El nado sincronizado de Rusia le impuso una tregua al público brasileño que abuchea a sus atletas

Enviado a Río
El sonido se repite de estadio en estadio. Surge espontáneamente, se propaga y se contagia. Está asociado al nombre de un país: Rusia. El público de Río de Janeiro da entre silbidos y abucheos el veredicto que el Comité Olímpico Internacional no quiso dar: vetar la participación de los atletas de ese país tras el escándalo de dopaje detectado en el atletismo de ese país y en la preparación de los deportistas para los Juegos Olímpicos de Invierno de Sochi 2014.

Lo sufrió la nadadora rusa Yuliya Efimova, ganadora de las medallas de plata de 100 y 200m pecho en Río, quien el primer día de competencia fue despiadadamente silbada en el Centro Olímpico Acuático. La primera medalla la recibió con lágrimas en los ojos. "Pensé que la Guerra Fría era cosa del pasado, ¿por qué traerla de nuevo al deporte?", dijo en conferencia de prensa. Para la segunda medalla, los decibeles de los silbidos bajaron.
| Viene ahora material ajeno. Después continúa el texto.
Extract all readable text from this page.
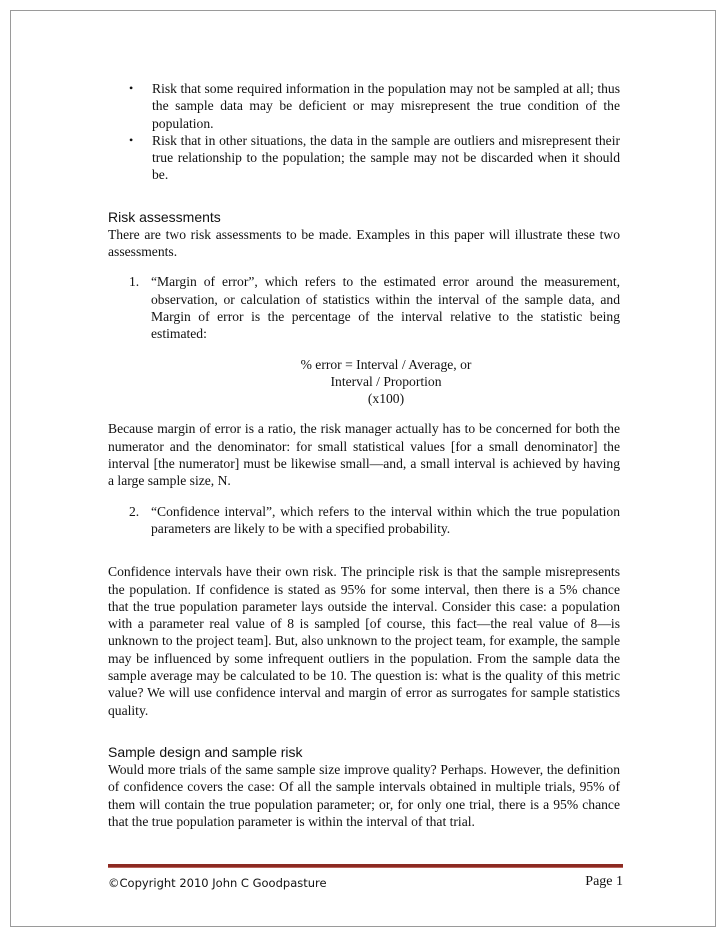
• Risk that some required information in the population may not be sampled at all; thus the sample data may be deficient or may misrepresent the true condition of the population.
• Risk that in other situations, the data in the sample are outliers and misrepresent their true relationship to the population; the sample may not be discarded when it should be.
Risk assessments

There are two risk assessments to be made. Examples in this paper will illustrate these two assessments.

1. “Margin of error”, which refers to the estimated error around the measurement, observation, or calculation of statistics within the interval of the sample data, and Margin of error is the percentage of the interval relative to the statistic being estimated:
% error = Interval / Average, or
Interval / Proportion
(x100)

Because margin of error is a ratio, the risk manager actually has to be concerned for both the numerator and the denominator: for small statistical values [for a small denominator] the interval [the numerator] must be likewise small—and, a small interval is achieved by having a large sample size, N.

2. “Confidence interval”, which refers to the interval within which the true population parameters are likely to be with a specified probability.

Confidence intervals have their own risk. The principle risk is that the sample misrepresents the population. If confidence is stated as 95% for some interval, then there is a 5% chance that the true population parameter lays outside the interval. Consider this case: a population with a parameter real value of 8 is sampled [of course, this fact—the real value of 8—is unknown to the project team]. But, also unknown to the project team, for example, the sample may be influenced by some infrequent outliers in the population. From the sample data the sample average may be calculated to be 10. The question is: what is the quality of this metric value? We will use confidence interval and margin of error as surrogates for sample statistics quality.

Sample design and sample risk

Would more trials of the same sample size improve quality? Perhaps. However, the definition of confidence covers the case: Of all the sample intervals obtained in multiple trials, 95% of them will contain the true population parameter; or, for only one trial, there is a 95% chance that the true population parameter is within the interval of that trial.

©Copyright 2010 John C Goodpasture	Page 1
Efimova dio un positivo de DHEA, una hormona esteroide anabolizante, en marzo de 2014 perdiendo cuatro medallas de oro y una de plata ganadas en el Europeo de pileta corta (25 metros) de Herning 2013 además de cuatro récords mundiales batidos en esa misma pileta. En marzo de este año zafó de ser condenada de por vida tras un test positivo de meldonium, la sustancia por la que fue suspendida la tenista Maria Sharapova, luego de ser exculpada por la Agencia Mundial Antidopaje.

A diferencia de lo que opinó la Federación Internacional de Natación (FINA) presidida por Julio Maglione que fue uno de los hombres claves para que Rusia no fuera impedida de participar en Río, al público de Brasil no le cayó en gracia Efimova.
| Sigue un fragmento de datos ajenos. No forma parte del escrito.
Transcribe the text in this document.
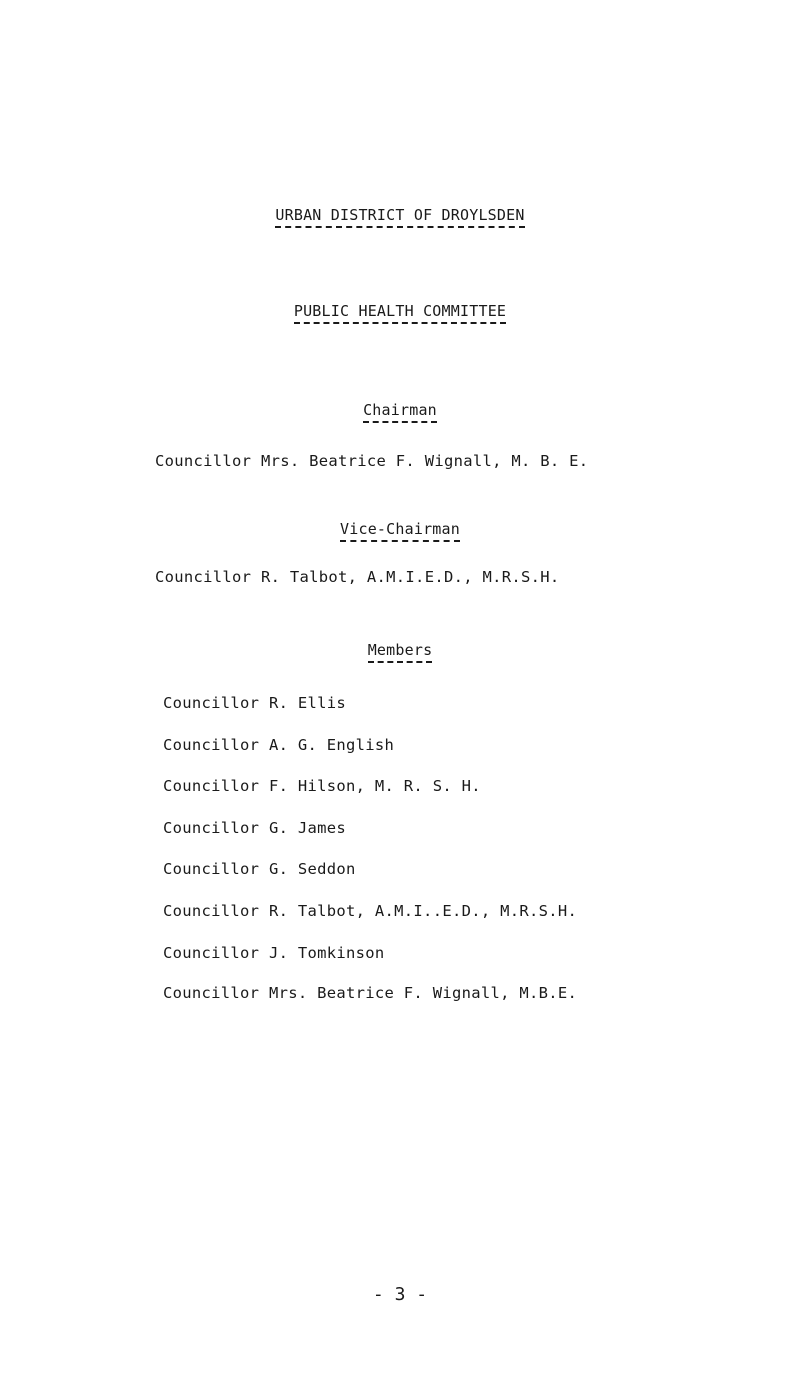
URBAN DISTRICT OF DROYLSDEN
PUBLIC HEALTH COMMITTEE
Chairman
Councillor Mrs. Beatrice F. Wignall, M. B. E.
Vice-Chairman
Councillor R. Talbot, A.M.I.E.D., M.R.S.H.
Members
Councillor R. Ellis
Councillor A. G. English
Councillor F. Hilson, M. R. S. H.
Councillor G. James
Councillor G. Seddon
Councillor R. Talbot, A.M.I..E.D., M.R.S.H.
Councillor J. Tomkinson
Councillor Mrs. Beatrice F. Wignall, M.B.E.
- 3 -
Tampoco simpatizaron el boxeador Evgeny Tishchenko quien ganó la medalla de oro de los pesos pesados tras derrotar en un polémica fallo al kazajo Vassilly Levit. "Estoy triste por cómo me trató el publico", le dijo a los medios de su país.

En esgrima y hándbol femenino también sufrieron la reprobación del público.
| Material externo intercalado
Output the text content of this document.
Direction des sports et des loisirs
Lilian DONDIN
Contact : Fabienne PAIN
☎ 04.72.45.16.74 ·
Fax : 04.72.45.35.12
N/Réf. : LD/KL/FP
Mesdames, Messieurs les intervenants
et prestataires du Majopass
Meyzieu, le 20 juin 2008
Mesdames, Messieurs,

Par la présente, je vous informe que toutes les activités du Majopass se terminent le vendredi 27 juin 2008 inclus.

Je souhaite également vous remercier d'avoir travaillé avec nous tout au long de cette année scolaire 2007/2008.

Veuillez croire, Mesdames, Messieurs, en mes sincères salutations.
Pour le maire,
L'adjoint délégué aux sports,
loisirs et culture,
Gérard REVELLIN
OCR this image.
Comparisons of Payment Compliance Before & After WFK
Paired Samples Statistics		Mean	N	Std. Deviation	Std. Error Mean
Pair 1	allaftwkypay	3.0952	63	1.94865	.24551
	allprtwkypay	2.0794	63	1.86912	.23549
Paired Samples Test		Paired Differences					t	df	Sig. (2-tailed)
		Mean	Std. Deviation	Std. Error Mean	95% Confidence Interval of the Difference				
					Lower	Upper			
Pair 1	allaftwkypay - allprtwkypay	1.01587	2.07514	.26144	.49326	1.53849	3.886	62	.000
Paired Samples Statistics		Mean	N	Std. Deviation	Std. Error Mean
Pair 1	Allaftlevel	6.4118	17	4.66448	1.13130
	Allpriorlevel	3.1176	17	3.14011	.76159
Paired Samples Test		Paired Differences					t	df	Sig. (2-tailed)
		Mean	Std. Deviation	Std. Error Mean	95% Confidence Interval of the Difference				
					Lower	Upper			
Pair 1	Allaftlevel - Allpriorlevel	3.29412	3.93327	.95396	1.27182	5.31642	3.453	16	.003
Sin embargo, en el nado sincronizado las rusas fueron tratadas acorde a su status de estrellas. Referí presenció la final del dueto donde Natalia Ishchenko y Svetlana Romashina ganaron la medalla de oro revalidando su título de Londres y extendiendo el dominio ruso en la prueba desde Sídney 2000.

Tanto cuando fueron presentadas, como cuando realizaron su exquisita rutina libre -sutil y delicada tanto como enérgica y perfecta- y después se subieron al podio mientras se irradiaba el himno de su país, las rusas recibieron aplausos bañados de admiración en el natatorio abierto Maria Lenk.

Son la excepción a la regla. A las bicampeonas olímpicas y campeonas mundiales (Kazan 2015), además de integrantes del equipo que ganó los oros de Beijing y Londres y que el jueves va por una nueva coronación, en Río las idolatran más allá de los rusos que han dañado con el dopaje la imagen deportiva de su país.